Oleh : Chalid Mahmud Ahmad
Agama Islam adalah sebuah agama yang mengajarkan kasih sayang, toleransi dan persaudaraan serta menjunjung tinggi perdamaian. Bila kita telaah kitab suci Al-Qur’an dan riwayat-riwayat hadits dengan penuh ketelitian, tentu kita tidak akan bisa mengelak dari pernyataan tegas tersebut. Namun demikian, karena amal perbuatan umat Islam pada zaman ini kebanyakan tidak sesuai dengan apa yang tercantum dalam Al-Qur’an dan disampaikan oleh Rasulullah saw. dan para sahabah beliau saw., sehingga umat manusia saat ini pada umumnya tidak mengenal agama Islam dalam pengertian yang sebenarnya dan seutuhnya. Terlebih bagi para kritikus dan orientalis yang membenci agama Islam, keadaan ini merupakan suatu kesempatan emas dan sasaran empuk bagi mereka untuk menyerang dan mencoreng nama baik agama Islam.

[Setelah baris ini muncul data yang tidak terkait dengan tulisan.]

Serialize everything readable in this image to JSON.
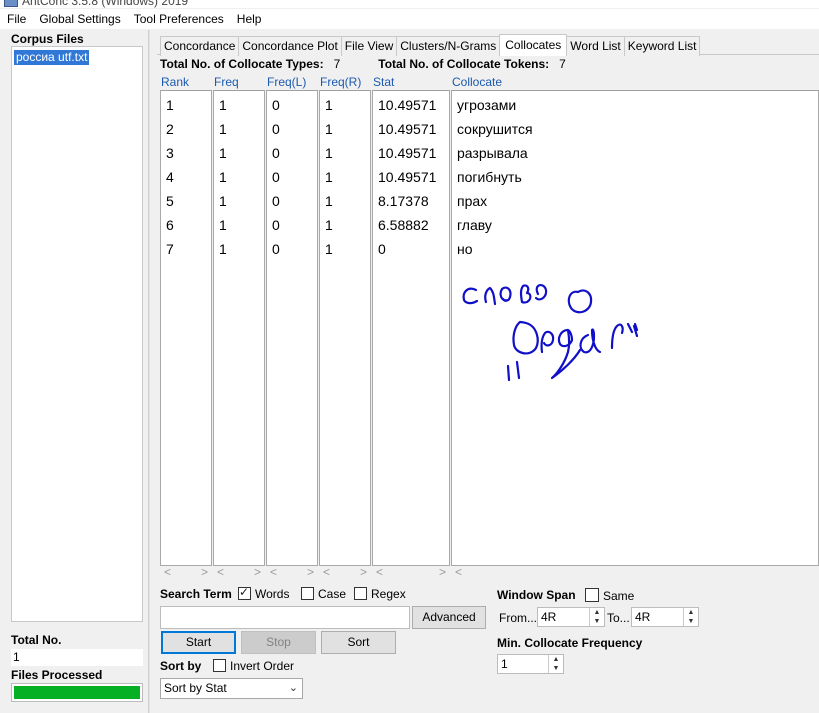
{
  "window": {
    "title": "AntConc 3.5.8 (Windows) 2019"
  },
  "menu": [
    "File",
    "Global Settings",
    "Tool Preferences",
    "Help"
  ],
  "sidebar": {
    "corpus_files_label": "Corpus Files",
    "files": [
      "россиа utf.txt"
    ],
    "total_no_label": "Total No.",
    "total_no_value": "1",
    "files_processed_label": "Files Processed",
    "progress": 1.0
  },
  "tabs": [
    "Concordance",
    "Concordance Plot",
    "File View",
    "Clusters/N-Grams",
    "Collocates",
    "Word List",
    "Keyword List"
  ],
  "active_tab": "Collocates",
  "stats": {
    "types_label": "Total No. of Collocate Types:",
    "types_value": "7",
    "tokens_label": "Total No. of Collocate Tokens:",
    "tokens_value": "7"
  },
  "table": {
    "columns": [
      "Rank",
      "Freq",
      "Freq(L)",
      "Freq(R)",
      "Stat",
      "Collocate"
    ],
    "rows": [
      [
        "1",
        "1",
        "0",
        "1",
        "10.49571",
        "угрозами"
      ],
      [
        "2",
        "1",
        "0",
        "1",
        "10.49571",
        "сокрушится"
      ],
      [
        "3",
        "1",
        "0",
        "1",
        "10.49571",
        "разрывала"
      ],
      [
        "4",
        "1",
        "0",
        "1",
        "10.49571",
        "погибнуть"
      ],
      [
        "5",
        "1",
        "0",
        "1",
        "8.17378",
        "прах"
      ],
      [
        "6",
        "1",
        "0",
        "1",
        "6.58882",
        "главу"
      ],
      [
        "7",
        "1",
        "0",
        "1",
        "0",
        "но"
      ]
    ]
  },
  "search": {
    "label": "Search Term",
    "words_label": "Words",
    "words_checked": true,
    "case_label": "Case",
    "case_checked": false,
    "regex_label": "Regex",
    "regex_checked": false,
    "input_value": "",
    "advanced_label": "Advanced"
  },
  "buttons": {
    "start": "Start",
    "stop": "Stop",
    "sort": "Sort"
  },
  "sort": {
    "label": "Sort by",
    "invert_label": "Invert Order",
    "invert_checked": false,
    "selected": "Sort by Stat"
  },
  "window_span": {
    "label": "Window Span",
    "same_label": "Same",
    "same_checked": false,
    "from_label": "From...",
    "from_value": "4R",
    "to_label": "To...",
    "to_value": "4R"
  },
  "min_freq": {
    "label": "Min. Collocate Frequency",
    "value": "1"
  },
  "colors": {
    "accent": "#3077d6",
    "header_text": "#1c5aaf",
    "progress": "#06b025",
    "ink": "#1010c8"
  }
}
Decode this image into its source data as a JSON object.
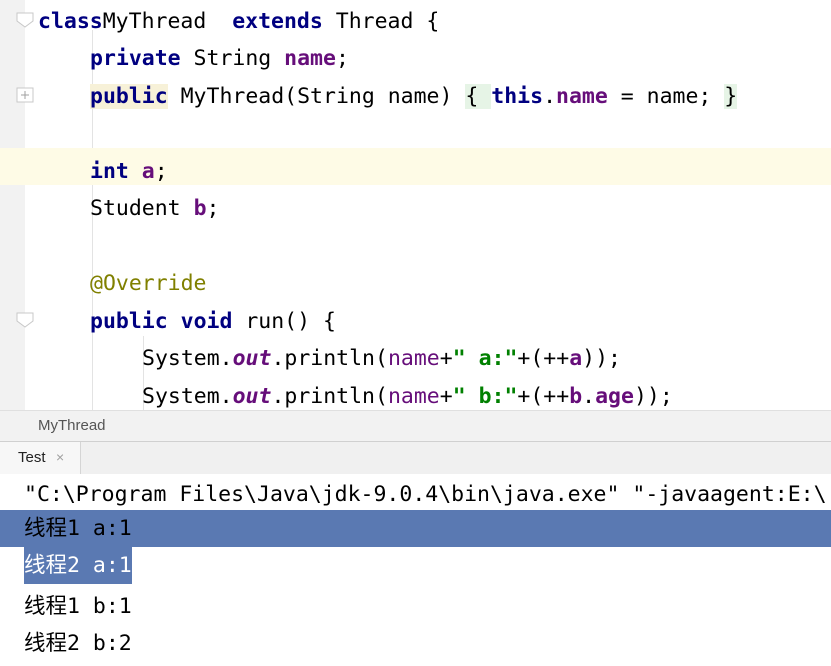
{
  "editor": {
    "lines": [
      {
        "parts": [
          [
            "kw",
            "class"
          ],
          [
            "",
            "MyThread "
          ],
          [
            "kw",
            "extends"
          ],
          [
            "",
            "Thread {"
          ]
        ]
      },
      {
        "parts": [
          [
            "kw",
            "private"
          ],
          [
            "",
            " String "
          ],
          [
            "fld",
            "name"
          ],
          [
            "",
            ";"
          ]
        ]
      },
      {
        "parts": [
          [
            "kw",
            "public"
          ],
          [
            "",
            " MyThread(String name) "
          ],
          [
            "",
            "{ "
          ],
          [
            "kw",
            "this"
          ],
          [
            "",
            "."
          ],
          [
            "fld",
            "name"
          ],
          [
            "",
            " = name; "
          ],
          [
            "",
            "}"
          ]
        ]
      },
      {
        "parts": []
      },
      {
        "parts": [
          [
            "kw",
            "int"
          ],
          [
            "",
            " "
          ],
          [
            "fld",
            "a"
          ],
          [
            "",
            ";"
          ]
        ]
      },
      {
        "parts": [
          [
            "",
            "Student "
          ],
          [
            "fld",
            "b"
          ],
          [
            "",
            ";"
          ]
        ]
      },
      {
        "parts": []
      },
      {
        "parts": [
          [
            "ann",
            "@Override"
          ]
        ]
      },
      {
        "parts": [
          [
            "kw",
            "public"
          ],
          [
            "",
            " "
          ],
          [
            "kw",
            "void"
          ],
          [
            "",
            " run() {"
          ]
        ]
      },
      {
        "parts": [
          [
            "",
            "System."
          ],
          [
            "static",
            "out"
          ],
          [
            "",
            ".println("
          ],
          [
            "fld-n",
            "name"
          ],
          [
            "",
            "+"
          ],
          [
            "str",
            "\" a:\""
          ],
          [
            "",
            "+(++"
          ],
          [
            "fld",
            "a"
          ],
          [
            "",
            "));"
          ]
        ]
      },
      {
        "parts": [
          [
            "",
            "System."
          ],
          [
            "static",
            "out"
          ],
          [
            "",
            ".println("
          ],
          [
            "fld-n",
            "name"
          ],
          [
            "",
            "+"
          ],
          [
            "str",
            "\" b:\""
          ],
          [
            "",
            "+(++"
          ],
          [
            "fld",
            "b"
          ],
          [
            "",
            "."
          ],
          [
            "fld",
            "age"
          ],
          [
            "",
            "));"
          ]
        ]
      }
    ]
  },
  "breadcrumb": {
    "label": "MyThread"
  },
  "run_panel": {
    "tab_label": "Test",
    "close_glyph": "×",
    "output": [
      "\"C:\\Program Files\\Java\\jdk-9.0.4\\bin\\java.exe\" \"-javaagent:E:\\",
      "线程1 a:1",
      "线程2 a:1",
      "线程1 b:1",
      "线程2 b:2"
    ]
  },
  "colors": {
    "keyword": "#000080",
    "field": "#660e7a",
    "string": "#008000",
    "annotation": "#808000",
    "selection": "#5a79b2",
    "current_line": "#fefbe6"
  }
}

Mereka melancarkan berbagai macam pertanyaan dan tuduhan yang pada hakikatnya tidak mempunyai dasar sama sekali ditilik dari ajaran suci Al-Qur’an. Salah satunya adalah ini, “Hukuman bagi orang yang keluar dari agama Islam (murtad) adalah dibunuh.” Pernyataan yang mereka lancarkan ini bukan tanpa sebab, karena apa yang mereka katakan ini adalah buah dari perbuatan umat Islam dewasa ini yang sering mempertunjukkan aksi ektrimisme yang selalu dikaitkan dengan embel-embel nama agama Islam dan takbir, bahkan tidak sedikit para Ulama yang membuat fatwa demikian. Ini adalah sebuah pertanyaan yang selalu dan terus-menerus ditanyakan oleh teman-teman non-muslim, sekaligus serangan sangat tajam yang mampu melukai kemuliaan agama Islam sebagai agama yang sempurna. Beberapa waktu yang lalu pun pertanyaan ini diajukan oleh orang Kristen kepada seorang Ahmadi di sebuah forum lintas agama, tentunya ini adalah pertanyaan yang sulit dan sangat memojokkan bila kita sebagai umat Islam tidak mampu menjawabnya. Artikel berikut ini adalah jawaban singkat untuk menjawab pertanyaan sekaligus tuduhan tersebut.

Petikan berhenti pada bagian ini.